The return transmission circuit operating at wavelength X. is made up of components comparable to those of the
J go circuit (at wavelength Ai) so that the introduction of a standby state possibility saves on the return circuit the same amount of energy as on the go circuit
As a service to the subscriber is possible both in a directional sense and in conversational mode at wavelength X., the I / O circuit 6 must in this case include an OR output, so that other signals of The establishment of other services (television for example) can also establish the circuit at this wavelength.

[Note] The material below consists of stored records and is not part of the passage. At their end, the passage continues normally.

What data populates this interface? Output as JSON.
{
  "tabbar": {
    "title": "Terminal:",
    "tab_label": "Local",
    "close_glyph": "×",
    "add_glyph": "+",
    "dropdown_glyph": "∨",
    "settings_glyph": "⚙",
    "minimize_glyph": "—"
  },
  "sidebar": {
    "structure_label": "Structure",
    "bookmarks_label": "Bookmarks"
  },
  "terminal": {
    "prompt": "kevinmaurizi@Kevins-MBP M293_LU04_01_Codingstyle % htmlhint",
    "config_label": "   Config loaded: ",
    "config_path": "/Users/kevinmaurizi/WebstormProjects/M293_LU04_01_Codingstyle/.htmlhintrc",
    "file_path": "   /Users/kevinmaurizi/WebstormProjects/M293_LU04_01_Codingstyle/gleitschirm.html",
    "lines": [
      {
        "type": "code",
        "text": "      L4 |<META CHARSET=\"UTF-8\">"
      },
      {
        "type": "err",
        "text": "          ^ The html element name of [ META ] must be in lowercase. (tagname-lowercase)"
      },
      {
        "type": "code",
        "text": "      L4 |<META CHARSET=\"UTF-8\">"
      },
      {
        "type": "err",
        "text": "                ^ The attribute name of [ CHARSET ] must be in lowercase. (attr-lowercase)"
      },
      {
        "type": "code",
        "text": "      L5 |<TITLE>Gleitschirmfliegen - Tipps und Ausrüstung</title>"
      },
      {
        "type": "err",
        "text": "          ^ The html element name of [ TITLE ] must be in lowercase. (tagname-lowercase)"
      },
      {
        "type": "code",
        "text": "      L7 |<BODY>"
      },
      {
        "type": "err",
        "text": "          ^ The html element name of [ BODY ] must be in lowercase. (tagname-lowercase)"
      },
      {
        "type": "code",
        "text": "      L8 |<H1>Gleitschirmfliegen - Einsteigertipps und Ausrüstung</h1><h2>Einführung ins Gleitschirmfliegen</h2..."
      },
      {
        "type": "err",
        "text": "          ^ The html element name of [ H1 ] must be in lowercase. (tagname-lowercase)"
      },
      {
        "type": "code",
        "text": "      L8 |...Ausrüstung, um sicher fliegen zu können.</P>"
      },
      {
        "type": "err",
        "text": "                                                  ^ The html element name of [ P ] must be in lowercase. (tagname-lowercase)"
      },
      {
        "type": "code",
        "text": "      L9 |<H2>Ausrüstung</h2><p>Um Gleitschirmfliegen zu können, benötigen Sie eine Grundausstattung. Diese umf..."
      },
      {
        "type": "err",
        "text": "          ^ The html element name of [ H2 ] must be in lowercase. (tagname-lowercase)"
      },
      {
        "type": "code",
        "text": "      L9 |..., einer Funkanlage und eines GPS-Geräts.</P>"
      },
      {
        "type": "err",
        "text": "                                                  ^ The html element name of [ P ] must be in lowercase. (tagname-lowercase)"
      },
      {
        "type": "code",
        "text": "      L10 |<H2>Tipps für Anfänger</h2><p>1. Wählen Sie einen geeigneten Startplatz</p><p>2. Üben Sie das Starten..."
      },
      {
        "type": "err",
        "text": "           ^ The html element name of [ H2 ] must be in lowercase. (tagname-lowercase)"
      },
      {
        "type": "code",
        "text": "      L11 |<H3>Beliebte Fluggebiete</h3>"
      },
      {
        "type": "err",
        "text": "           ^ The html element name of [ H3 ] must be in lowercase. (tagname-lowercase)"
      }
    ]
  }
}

 Of course, various modifications can be made by those skilled in the art to the principle and to the devices which have just been described only by way of nonlimiting examples, without departing from the scope of the invention.

Claims (5)

Claims 1. Device for reducing the energy consumption of transmission circuits towards the subscriber with bidirectional multiplex in wavelength, in which each transmission circuit operating at an optical wavelength is constituted by the coupling in series d '' a parallel-serial converter, an electro-optical converter, an optical transmission channel common to all wavelengths (optical fiber), an optoelectronic converter and a serial-parallel converter, said device being characterized in that the circuit is switched from the standby state to the operating state, after the application of a logic signal "at" to a device for connecting the parallel-series converter 2 to all the operating voltages, by the resulting transmission of a bit frequency BT to the electro-optical converter 3 and to the serial serial converter 5, which are equipped with devices for the detection of the bit frequency and the initiation of a switching, as well as by detecting an optical level at the input of the opto-electric converter 4; and the circuit automatically returns to the waiting state after the elimination of the logic signal i'en "following the execution of the transmission service. 2. Device according to claim 1, characterized in that a) the devices for stabilizing the electro-optical converter  3 (example: Peltier element cooling device), b) the optical level detector in the opto converter  electric 4, and c) the detectors identifying the bit LV frequencies in the con  electro-optical vertiser 3 and the serial-parallel converter  5 are connected in the waiting state. 3. Device according to claims 1 and 2, characterized in that for the transmission of conversational services, the synchronous signal "Sync" of the time multiplex frame is used on the serial-parallel converter 5 for establishing the corresponding return direction, said signal being delivered by an additional circuit in the series-parallel converter 5. 4. Device according to claims 1 to 3, characterized in that a combination of the logic signal "at" and the synchronous signal "Sync" is provided in an I / O circuit 6 for the automatic establishment of the corresponding return direction. 5. Device according to claim 4, characterized in that the E / A circuit 6 converts the transition from static signals "into" and "Sync" into pulses to avoid signal loops.